Polyxena had been there once before, following Nikandra to a gathering in the greater hall, but for that she had come in through the outer regions of the palace. This much more circuitous path was part of the lesson, then. It seemed Polyxena was to remark and remember, and take thought for the ways people lived outside the temple.
Or else she was to reflect that men were untidy, barely domesticated, and sorely in need of setting to rights. That would be a familiar lesson.
The Companions’ hall was in much less disarray than the rooms behind it. Here the weapons on display were kept bright and polished, and the floor was as clean as it could be when there were dogs underfoot. Only a handful of men stood or sat or lounged on couches: half a dozen in all, and one was the king.

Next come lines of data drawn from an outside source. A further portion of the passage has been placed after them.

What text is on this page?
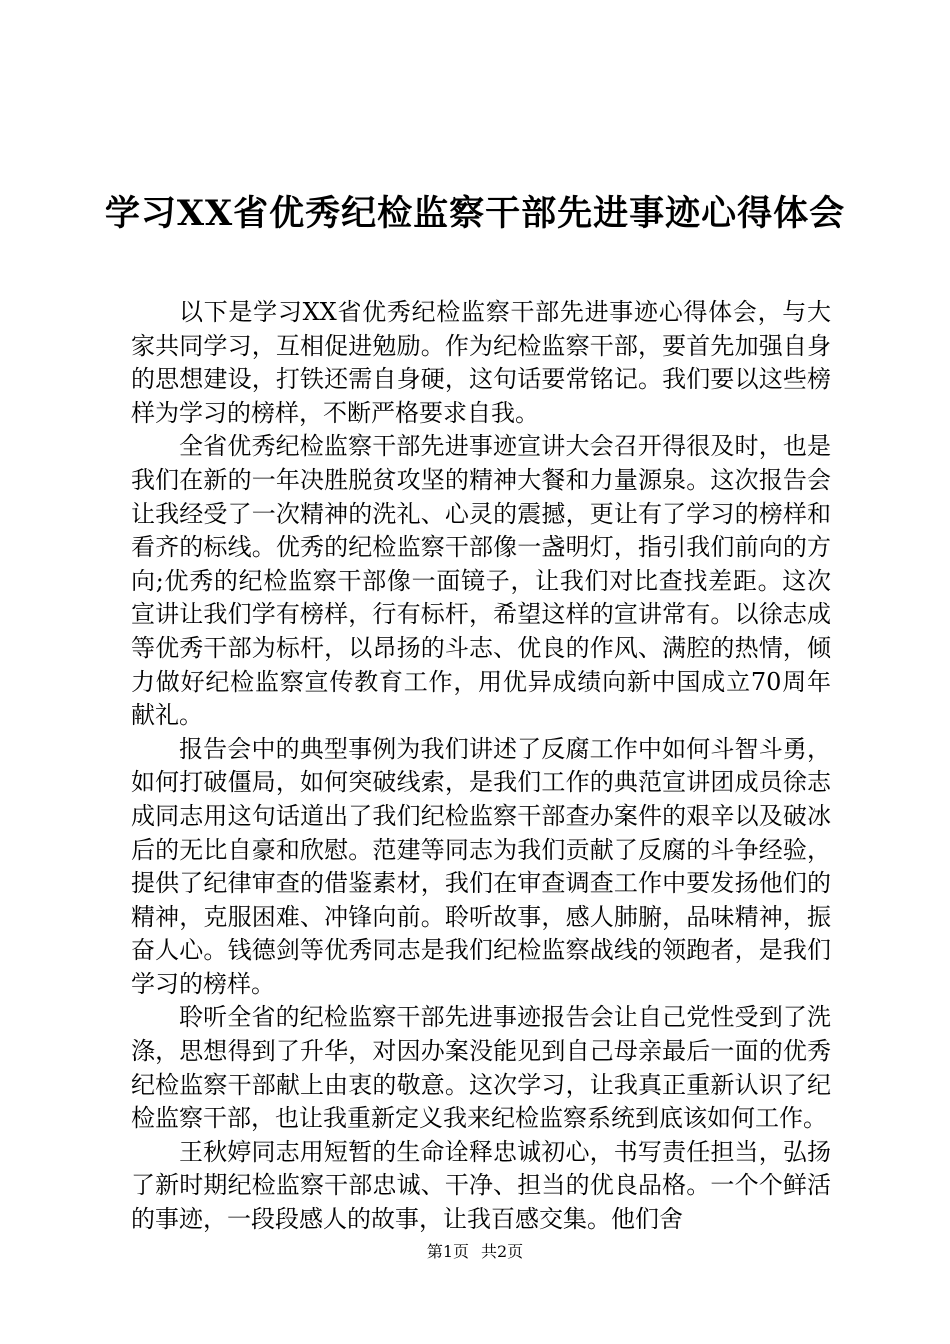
学习XX省优秀纪检监察干部先进事迹心得体会

以下是学习XX省优秀纪检监察干部先进事迹心得体会，与大家共同学习，互相促进勉励。作为纪检监察干部，要首先加强自身的思想建设，打铁还需自身硬，这句话要常铭记。我们要以这些榜样为学习的榜样，不断严格要求自我。

全省优秀纪检监察干部先进事迹宣讲大会召开得很及时，也是我们在新的一年决胜脱贫攻坚的精神大餐和力量源泉。这次报告会让我经受了一次精神的洗礼、心灵的震撼，更让有了学习的榜样和看齐的标线。优秀的纪检监察干部像一盏明灯，指引我们前向的方向;优秀的纪检监察干部像一面镜子，让我们对比查找差距。这次宣讲让我们学有榜样，行有标杆，希望这样的宣讲常有。以徐志成等优秀干部为标杆，以昂扬的斗志、优良的作风、满腔的热情，倾力做好纪检监察宣传教育工作，用优异成绩向新中国成立70周年献礼。

报告会中的典型事例为我们讲述了反腐工作中如何斗智斗勇，如何打破僵局，如何突破线索，是我们工作的典范宣讲团成员徐志成同志用这句话道出了我们纪检监察干部查办案件的艰辛以及破冰后的无比自豪和欣慰。范建等同志为我们贡献了反腐的斗争经验，提供了纪律审查的借鉴素材，我们在审查调查工作中要发扬他们的精神，克服困难、冲锋向前。聆听故事，感人肺腑，品味精神，振奋人心。钱德剑等优秀同志是我们纪检监察战线的领跑者，是我们学习的榜样。

聆听全省的纪检监察干部先进事迹报告会让自己党性受到了洗涤，思想得到了升华，对因办案没能见到自己母亲最后一面的优秀纪检监察干部献上由衷的敬意。这次学习，让我真正重新认识了纪检监察干部，也让我重新定义我来纪检监察系统到底该如何工作。

王秋婷同志用短暂的生命诠释忠诚初心，书写责任担当，弘扬了新时期纪检监察干部忠诚、干净、担当的优良品格。一个个鲜活的事迹，一段段感人的故事，让我百感交集。他们舍

第1页 共2页
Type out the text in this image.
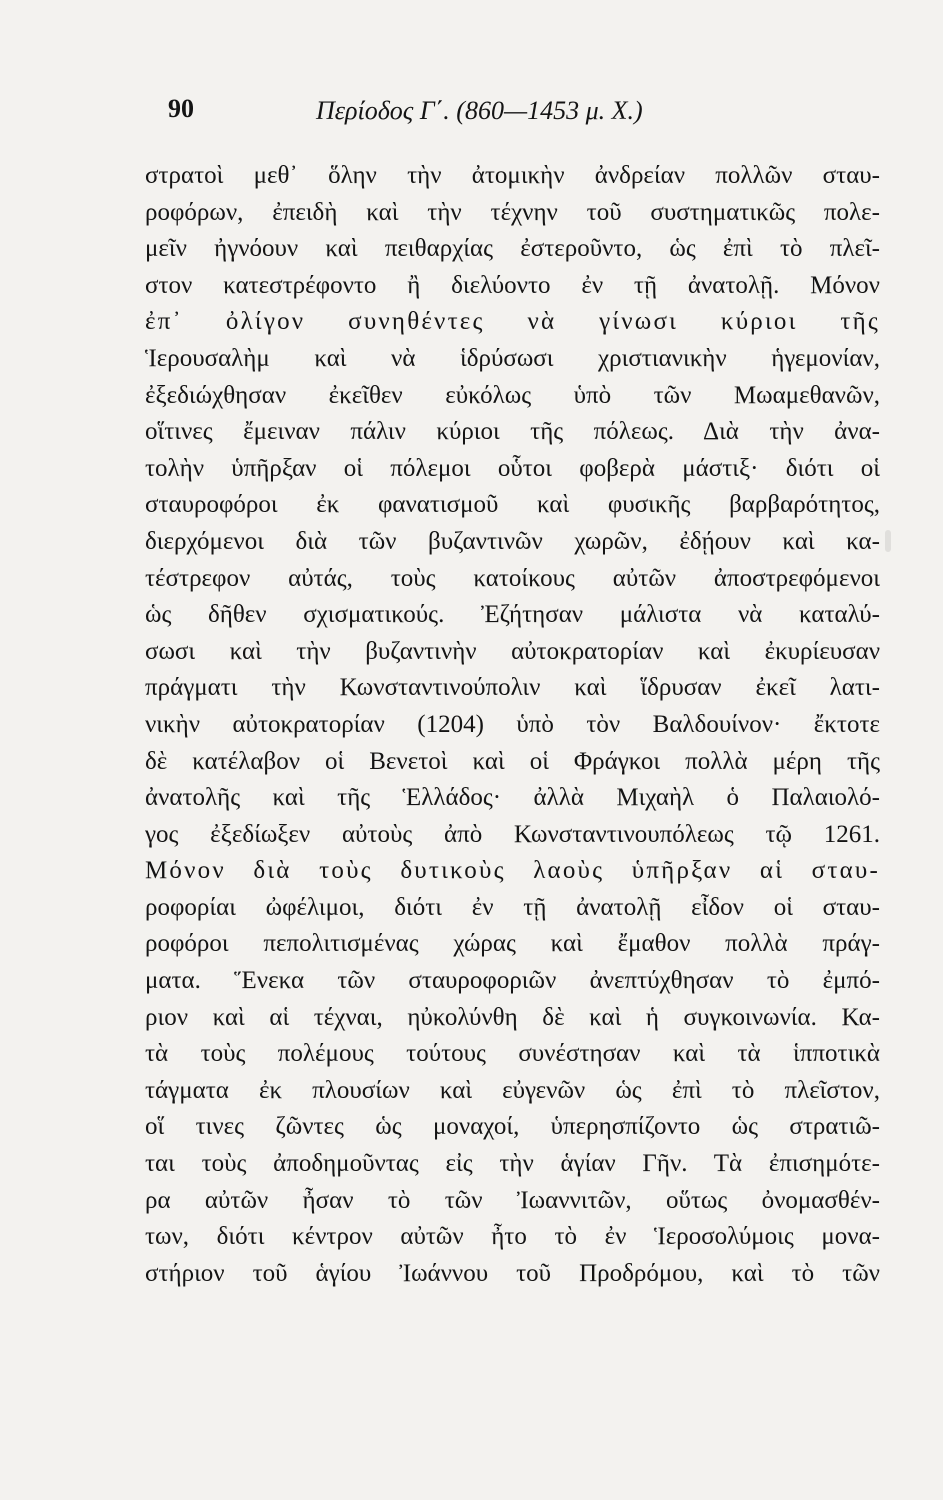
90	Περίοδος Γ΄. (860—1453 μ. Χ.)
στρατοὶ μεθ᾽ ὅλην τὴν ἀτομικὴν ἀνδρείαν πολλῶν σταυ-
ροφόρων, ἐπειδὴ καὶ τὴν τέχνην τοῦ συστηματικῶς πολε-
μεῖν ἠγνόουν καὶ πειθαρχίας ἐστεροῦντο, ὡς ἐπὶ τὸ πλεῖ-
στον κατεστρέφοντο ἢ διελύοντο ἐν τῇ ἀνατολῇ. Μόνον
ἐπ᾽ ὀλίγον συνηθέντες νὰ γίνωσι κύριοι τῆς
Ἱερουσαλὴμ καὶ νὰ ἱδρύσωσι χριστιανικὴν ἡγεμονίαν,
ἐξεδιώχθησαν ἐκεῖθεν εὐκόλως ὑπὸ τῶν Μωαμεθανῶν,
οἵτινες ἔμειναν πάλιν κύριοι τῆς πόλεως. Διὰ τὴν ἀνα-
τολὴν ὑπῆρξαν οἱ πόλεμοι οὗτοι φοβερὰ μάστιξ· διότι οἱ
σταυροφόροι ἐκ φανατισμοῦ καὶ φυσικῆς βαρβαρότητος,
διερχόμενοι διὰ τῶν βυζαντινῶν χωρῶν, ἐδῄουν καὶ κα-
τέστρεφον αὐτάς, τοὺς κατοίκους αὐτῶν ἀποστρεφόμενοι
ὡς δῆθεν σχισματικούς. Ἐζήτησαν μάλιστα νὰ καταλύ-
σωσι καὶ τὴν βυζαντινὴν αὐτοκρατορίαν καὶ ἐκυρίευσαν
πράγματι τὴν Κωνσταντινούπολιν καὶ ἵδρυσαν ἐκεῖ λατι-
νικὴν αὐτοκρατορίαν (1204) ὑπὸ τὸν Βαλδουίνον· ἔκτοτε
δὲ κατέλαβον οἱ Βενετοὶ καὶ οἱ Φράγκοι πολλὰ μέρη τῆς
ἀνατολῆς καὶ τῆς Ἑλλάδος· ἀλλὰ Μιχαὴλ ὁ Παλαιολό-
γος ἐξεδίωξεν αὐτοὺς ἀπὸ Κωνσταντινουπόλεως τῷ 1261.
Μόνον διὰ τοὺς δυτικοὺς λαοὺς ὑπῆρξαν αἱ σταυ-
ροφορίαι ὠφέλιμοι, διότι ἐν τῇ ἀνατολῇ εἶδον οἱ σταυ-
ροφόροι πεπολιτισμένας χώρας καὶ ἔμαθον πολλὰ πράγ-
ματα. Ἕνεκα τῶν σταυροφοριῶν ἀνεπτύχθησαν τὸ ἐμπό-
ριον καὶ αἱ τέχναι, ηὐκολύνθη δὲ καὶ ἡ συγκοινωνία. Κα-
τὰ τοὺς πολέμους τούτους συνέστησαν καὶ τὰ ἱπποτικὰ
τάγματα ἐκ πλουσίων καὶ εὐγενῶν ὡς ἐπὶ τὸ πλεῖστον,
οἵ τινες ζῶντες ὡς μοναχοί, ὑπερησπίζοντο ὡς στρατιῶ-
ται τοὺς ἀποδημοῦντας εἰς τὴν ἁγίαν Γῆν. Τὰ ἐπισημότε-
ρα αὐτῶν ἦσαν τὸ τῶν Ἰωαννιτῶν, οὕτως ὀνομασθέν-
των, διότι κέντρον αὐτῶν ἦτο τὸ ἐν Ἱεροσολύμοις μονα-
στήριον τοῦ ἁγίου Ἰωάννου τοῦ Προδρόμου, καὶ τὸ τῶν
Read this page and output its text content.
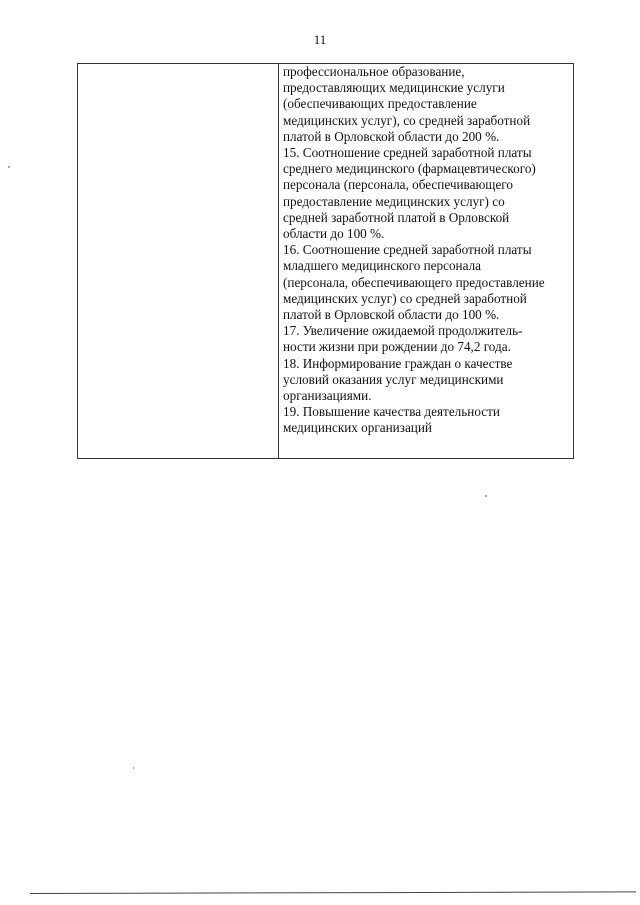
11

профессиональное образование,
предоставляющих медицинские услуги
(обеспечивающих предоставление
медицинских услуг), со средней заработной
платой в Орловской области до 200 %.

15. Соотношение средней заработной платы
среднего медицинского (фармацевтического)
персонала (персонала, обеспечивающего
предоставление медицинских услуг) со
средней заработной платой в Орловской
области до 100 %.

16. Соотношение средней заработной платы
младшего медицинского персонала
(персонала, обеспечивающего предоставление
медицинских услуг) со средней заработной
платой в Орловской области до 100 %.

17. Увеличение ожидаемой продолжитель-
ности жизни при рождении до 74,2 года.

18. Информирование граждан о качестве
условий оказания услуг медицинскими
организациями.

19. Повышение качества деятельности
медицинских организаций
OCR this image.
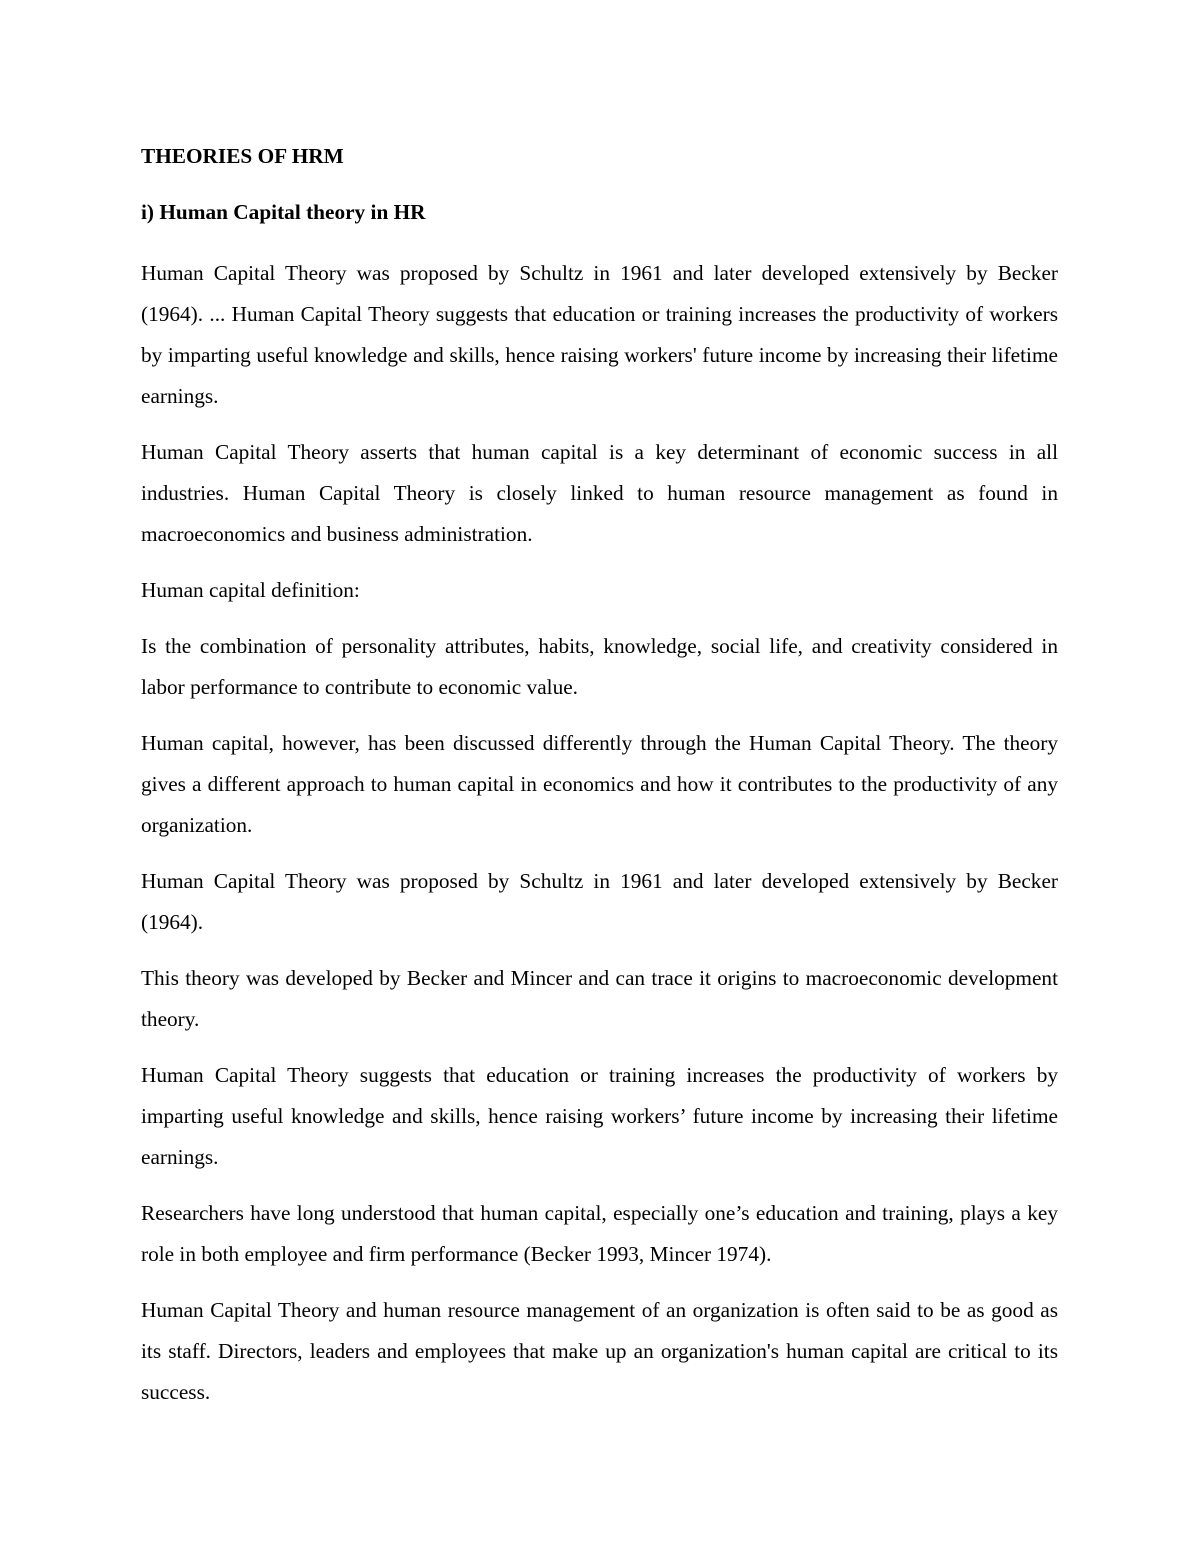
THEORIES OF HRM
i) Human Capital theory in HR

Human Capital Theory was proposed by Schultz in 1961 and later developed extensively by Becker (1964). ... Human Capital Theory suggests that education or training increases the productivity of workers by imparting useful knowledge and skills, hence raising workers' future income by increasing their lifetime earnings.

Human Capital Theory asserts that human capital is a key determinant of economic success in all industries. Human Capital Theory is closely linked to human resource management as found in macroeconomics and business administration.

Human capital definition:

Is the combination of personality attributes, habits, knowledge, social life, and creativity considered in labor performance to contribute to economic value.

Human capital, however, has been discussed differently through the Human Capital Theory. The theory gives a different approach to human capital in economics and how it contributes to the productivity of any organization.

Human Capital Theory was proposed by Schultz in 1961 and later developed extensively by Becker (1964).

This theory was developed by Becker and Mincer and can trace it origins to macroeconomic development theory.

Human Capital Theory suggests that education or training increases the productivity of workers by imparting useful knowledge and skills, hence raising workers’ future income by increasing their lifetime earnings.

Researchers have long understood that human capital, especially one’s education and training, plays a key role in both employee and firm performance (Becker 1993, Mincer 1974).

Human Capital Theory and human resource management of an organization is often said to be as good as its staff. Directors, leaders and employees that make up an organization's human capital are critical to its success.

Polyxena spared her uncle a glance, but the others caught more of her attention. They bore a striking resemblance to one another: tall men, light and lean like gazehounds, with hair so fair it was nearly white. Arybbas beside them seemed as darkly massive as o
ne of the Mother’s oaks, though in any other company he was a tall and rangy man with hair more red than brown.
He greeted Nikandra with due respect, but the others offered her the full obeisance, kneeling and bowing their heads as if she had been the Mother herself. That was a rarity in these days. Polyxena saw how Arybbas’ lips tightened at it, but Nikandra smiled and laid her hand on the eldest man’s head. “May the Mother bless and keep you,” she said.
The strangers bowed even lower at that. Nikandra raised the eldest, who was old enough to have fathered the rest; they followed suit, as carefully in unison as dancers in a temple. Once they were upright, they all kept their eyes fixed on their feet, even the youngest, who might have been expected to show a glimmer of curiosity.
“Your manners do you credit,” Nikandra said. “Be at ease now; it’s not the year-king we want you for.”
Most of them stiffened at that, but the youngest looked up quickly. His eyes were clear deep blue, and they sparkled with mirth before he lowered them again.
“These are Hymeneia’s children,” Nikandra said, “from the vale of Acheron. She was never blessed with daughters, but the Mother sent her loyal and obedient sons.”
Polyxena wondered about the youngest, but the rest seemed as demure as a maiden was supposed to be. They were lovely boys, soft in their movements, well-spoken and gentle. If they had been a litter of puppies, Polyxena would have been pleased.
She eyed them in growing suspicion. That suspicion bloomed into certainty when her uncle said, “Chins up, lads. Let her take the measure of you.”
When they raised their heads, every eye fixed on Polyxena. They were lovely, every one. And not one was her measure of a man.
Nikandra’s satisfaction was so strong it lay on Polyxena’s tongue like a taste of unmixed wine. She must have scoured the wilds of Epiros to find a clan that still followed the ways of the Mother.